Salesforce upended the traditional market for customer-relationship management software led by Oracle and SAP more than a decade ago, and it hasn’t looked back. Now SAP thinks it’s time for customers to consider a new approach to managing their sales and marketing activities, hoping to convince its database customers who have stayed to give it a shot.

SAP CEO Bill McDermott (left) and Microsoft CEO Satya Nadella discuss the partnership between the two companies in 2017. (Microsoft Photo)

SAP C/4HANA is a new collection of sales and marketing management software unveiled Tuesday morning at SAP’s Sapphire conference in Orlando, Fla. In one of the more honest (yet still self-serving) quotes I’ve ever seen included in a press release, SAP CEO Bill McDermott said “SAP was the last to accept the status quo of CRM and is now the first to change it.”

The idea seems to involve convincing SAP customers that still use its database and enterprise-resource planning software to avoid defecting to Salesforce, which has posted steady gains over the last several years thanks to its flagship web-based salesforce management software. Salesforce has also been adding marketing and management software to its portfolio over the last few years, but it doesn’t have the big database or ERP software products that make up the bulk of SAP’s revenue.

SAP doesn’t get mentioned nearly as often in the enterprise computing world as other companies in this market, probably because its age and European heritage make it unfamiliar to Silicon Valley types building businesses in the cloud era. But there are still lots of customers running SAP’s databases both on their own managed servers and in the cloud. At Build 2018 in May, Microsoft’s Mark Russinovich, who will be speaking at our GeekWire Cloud Tech Summit June 27th in Bellevue, Wash., explained how Microsoft built a custom server configuration for Azure customers that wanted to run SAP’s memory-intensive HANA database on its cloud.

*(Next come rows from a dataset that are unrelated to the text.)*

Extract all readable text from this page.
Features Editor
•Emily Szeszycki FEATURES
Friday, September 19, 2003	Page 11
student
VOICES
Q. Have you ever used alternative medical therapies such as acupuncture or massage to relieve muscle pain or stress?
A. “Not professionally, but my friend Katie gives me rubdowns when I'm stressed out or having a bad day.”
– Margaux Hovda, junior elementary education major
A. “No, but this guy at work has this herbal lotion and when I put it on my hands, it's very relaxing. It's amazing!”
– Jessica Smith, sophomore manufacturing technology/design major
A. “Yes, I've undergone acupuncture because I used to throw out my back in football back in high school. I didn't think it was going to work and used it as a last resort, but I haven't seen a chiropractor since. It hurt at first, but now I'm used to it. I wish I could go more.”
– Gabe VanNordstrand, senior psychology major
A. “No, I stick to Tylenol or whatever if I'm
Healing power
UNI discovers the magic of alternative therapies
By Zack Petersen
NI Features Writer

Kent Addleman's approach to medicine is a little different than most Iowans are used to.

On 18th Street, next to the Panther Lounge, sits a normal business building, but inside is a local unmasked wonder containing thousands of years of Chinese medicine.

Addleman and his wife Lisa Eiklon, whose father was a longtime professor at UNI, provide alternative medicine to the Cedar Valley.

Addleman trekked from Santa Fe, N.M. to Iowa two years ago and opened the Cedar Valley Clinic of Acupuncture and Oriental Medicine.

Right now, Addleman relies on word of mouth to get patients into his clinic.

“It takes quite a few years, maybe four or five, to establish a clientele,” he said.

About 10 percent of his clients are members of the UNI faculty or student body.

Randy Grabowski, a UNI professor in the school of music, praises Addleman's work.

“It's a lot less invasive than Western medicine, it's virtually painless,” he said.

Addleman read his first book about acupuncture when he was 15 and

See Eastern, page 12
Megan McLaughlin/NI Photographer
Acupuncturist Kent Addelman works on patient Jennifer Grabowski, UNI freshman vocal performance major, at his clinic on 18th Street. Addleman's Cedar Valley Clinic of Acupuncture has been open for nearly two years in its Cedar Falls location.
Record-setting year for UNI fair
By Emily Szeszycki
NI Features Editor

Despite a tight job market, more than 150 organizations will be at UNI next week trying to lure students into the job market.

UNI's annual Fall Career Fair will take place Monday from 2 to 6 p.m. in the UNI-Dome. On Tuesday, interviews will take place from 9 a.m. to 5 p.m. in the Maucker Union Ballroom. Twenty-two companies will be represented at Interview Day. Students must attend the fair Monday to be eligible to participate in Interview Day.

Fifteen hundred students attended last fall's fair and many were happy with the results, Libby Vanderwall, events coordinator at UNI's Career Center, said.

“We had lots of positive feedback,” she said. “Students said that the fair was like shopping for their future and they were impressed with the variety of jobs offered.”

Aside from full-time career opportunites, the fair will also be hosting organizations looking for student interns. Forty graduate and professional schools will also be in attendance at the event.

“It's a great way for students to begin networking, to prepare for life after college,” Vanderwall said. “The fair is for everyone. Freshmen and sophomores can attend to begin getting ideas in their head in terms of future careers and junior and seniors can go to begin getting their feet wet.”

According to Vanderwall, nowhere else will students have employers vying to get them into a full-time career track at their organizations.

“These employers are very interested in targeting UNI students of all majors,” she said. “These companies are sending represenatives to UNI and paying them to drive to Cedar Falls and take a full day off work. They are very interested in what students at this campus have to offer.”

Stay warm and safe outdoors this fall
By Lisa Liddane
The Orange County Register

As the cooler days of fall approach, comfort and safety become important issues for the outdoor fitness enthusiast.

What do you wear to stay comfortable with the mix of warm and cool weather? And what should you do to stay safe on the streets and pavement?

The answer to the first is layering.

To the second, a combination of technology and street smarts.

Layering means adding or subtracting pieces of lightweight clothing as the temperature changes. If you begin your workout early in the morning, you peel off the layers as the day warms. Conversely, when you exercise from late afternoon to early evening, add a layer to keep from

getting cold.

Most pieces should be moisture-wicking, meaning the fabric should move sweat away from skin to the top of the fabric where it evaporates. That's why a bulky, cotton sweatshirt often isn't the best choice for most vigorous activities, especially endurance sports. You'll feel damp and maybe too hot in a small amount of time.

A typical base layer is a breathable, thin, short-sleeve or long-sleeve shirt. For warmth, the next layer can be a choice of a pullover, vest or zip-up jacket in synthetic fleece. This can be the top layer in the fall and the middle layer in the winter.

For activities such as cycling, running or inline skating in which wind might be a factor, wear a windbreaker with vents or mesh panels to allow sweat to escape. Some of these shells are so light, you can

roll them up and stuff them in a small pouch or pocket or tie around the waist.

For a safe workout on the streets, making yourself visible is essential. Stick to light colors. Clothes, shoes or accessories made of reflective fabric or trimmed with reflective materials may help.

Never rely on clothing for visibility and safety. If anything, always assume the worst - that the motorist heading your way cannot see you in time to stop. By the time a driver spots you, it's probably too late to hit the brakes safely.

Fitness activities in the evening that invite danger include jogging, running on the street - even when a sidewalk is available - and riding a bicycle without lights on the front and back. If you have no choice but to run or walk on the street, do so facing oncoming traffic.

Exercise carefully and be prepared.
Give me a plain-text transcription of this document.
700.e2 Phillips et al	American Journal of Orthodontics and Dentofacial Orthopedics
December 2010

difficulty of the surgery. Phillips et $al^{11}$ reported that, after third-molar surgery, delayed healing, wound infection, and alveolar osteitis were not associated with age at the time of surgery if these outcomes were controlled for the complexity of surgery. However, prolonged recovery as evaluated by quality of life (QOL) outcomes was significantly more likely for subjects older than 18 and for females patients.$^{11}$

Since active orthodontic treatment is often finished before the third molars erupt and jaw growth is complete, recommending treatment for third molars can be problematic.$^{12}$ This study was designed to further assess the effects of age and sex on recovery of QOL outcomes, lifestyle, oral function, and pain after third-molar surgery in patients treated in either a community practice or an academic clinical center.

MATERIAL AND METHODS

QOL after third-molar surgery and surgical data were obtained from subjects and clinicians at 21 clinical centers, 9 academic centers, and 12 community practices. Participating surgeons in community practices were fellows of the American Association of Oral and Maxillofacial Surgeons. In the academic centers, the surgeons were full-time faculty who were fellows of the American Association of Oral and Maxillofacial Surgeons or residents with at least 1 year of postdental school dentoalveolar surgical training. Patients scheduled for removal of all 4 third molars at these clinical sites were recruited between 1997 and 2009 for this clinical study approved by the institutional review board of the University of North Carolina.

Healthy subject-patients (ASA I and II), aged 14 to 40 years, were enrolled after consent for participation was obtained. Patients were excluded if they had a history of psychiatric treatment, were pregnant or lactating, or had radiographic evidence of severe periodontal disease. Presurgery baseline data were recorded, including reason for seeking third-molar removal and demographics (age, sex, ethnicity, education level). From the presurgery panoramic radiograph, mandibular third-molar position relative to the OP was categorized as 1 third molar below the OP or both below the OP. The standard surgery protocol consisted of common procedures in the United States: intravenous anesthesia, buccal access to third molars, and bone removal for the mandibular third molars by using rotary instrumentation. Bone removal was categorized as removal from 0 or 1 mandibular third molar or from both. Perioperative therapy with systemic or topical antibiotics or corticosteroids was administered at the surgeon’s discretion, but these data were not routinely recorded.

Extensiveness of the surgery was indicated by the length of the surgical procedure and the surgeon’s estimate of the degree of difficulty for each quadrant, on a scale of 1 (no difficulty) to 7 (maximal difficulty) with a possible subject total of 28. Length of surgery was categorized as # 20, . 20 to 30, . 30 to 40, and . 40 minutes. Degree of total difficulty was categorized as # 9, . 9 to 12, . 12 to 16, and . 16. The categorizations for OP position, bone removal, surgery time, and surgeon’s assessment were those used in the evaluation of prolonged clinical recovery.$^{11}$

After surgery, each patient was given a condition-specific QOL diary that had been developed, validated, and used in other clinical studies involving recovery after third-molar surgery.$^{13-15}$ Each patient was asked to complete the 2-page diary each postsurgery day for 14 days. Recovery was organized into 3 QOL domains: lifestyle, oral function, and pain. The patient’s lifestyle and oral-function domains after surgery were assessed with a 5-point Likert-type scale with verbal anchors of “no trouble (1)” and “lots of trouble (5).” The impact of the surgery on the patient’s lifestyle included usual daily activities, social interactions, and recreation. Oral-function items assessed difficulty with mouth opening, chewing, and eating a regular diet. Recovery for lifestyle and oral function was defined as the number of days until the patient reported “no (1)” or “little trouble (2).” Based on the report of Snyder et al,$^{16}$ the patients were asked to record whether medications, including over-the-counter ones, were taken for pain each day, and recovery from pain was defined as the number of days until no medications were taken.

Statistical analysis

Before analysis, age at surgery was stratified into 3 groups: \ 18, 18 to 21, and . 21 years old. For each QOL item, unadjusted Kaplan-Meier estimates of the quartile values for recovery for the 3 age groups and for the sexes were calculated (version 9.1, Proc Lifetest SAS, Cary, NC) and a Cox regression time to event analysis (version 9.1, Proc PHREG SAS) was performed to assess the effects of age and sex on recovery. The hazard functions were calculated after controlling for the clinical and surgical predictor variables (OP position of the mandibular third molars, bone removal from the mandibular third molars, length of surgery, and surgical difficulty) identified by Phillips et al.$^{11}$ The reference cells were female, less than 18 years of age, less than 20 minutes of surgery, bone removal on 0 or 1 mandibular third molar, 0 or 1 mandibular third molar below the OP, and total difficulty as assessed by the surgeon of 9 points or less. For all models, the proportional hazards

Microsoft also introduced several new computing instances designed for SAP users Tuesday at Sapphire, offering up to 12TB of memory for SAP customers in one instance and rolling out several others certified to work with SAP HANA. Microsoft and SAP signed a collaboration deal last fall to work together on helping SAP customers using their own servers move to the cloud.

Amazon Web Services got in on the act as well, announcing a new partnership with SAP’s U.S. subsidiary that provides database services to government customers. SAP NS2 customers using the secure version of the HANA database can now run that database in AWS’s GovCloud service, which has been certified as good enough for government work. This could be another boost for AWS as it looks to capture the Department of Defense’s big JEDI cloud computing contract, in that departments that want to use SAP’s databases for their applications have a secure place on which to run it.

And Alibaba also announced Tuesday that it now supports SAP users on both Linux and Windows through its cloud services, as part of a multiyear partnership between the two companies to support SAP users in China looking to run on Alibaba’s cloud.

Editor’s Note: Salesforce is a GeekWire annual sponsor.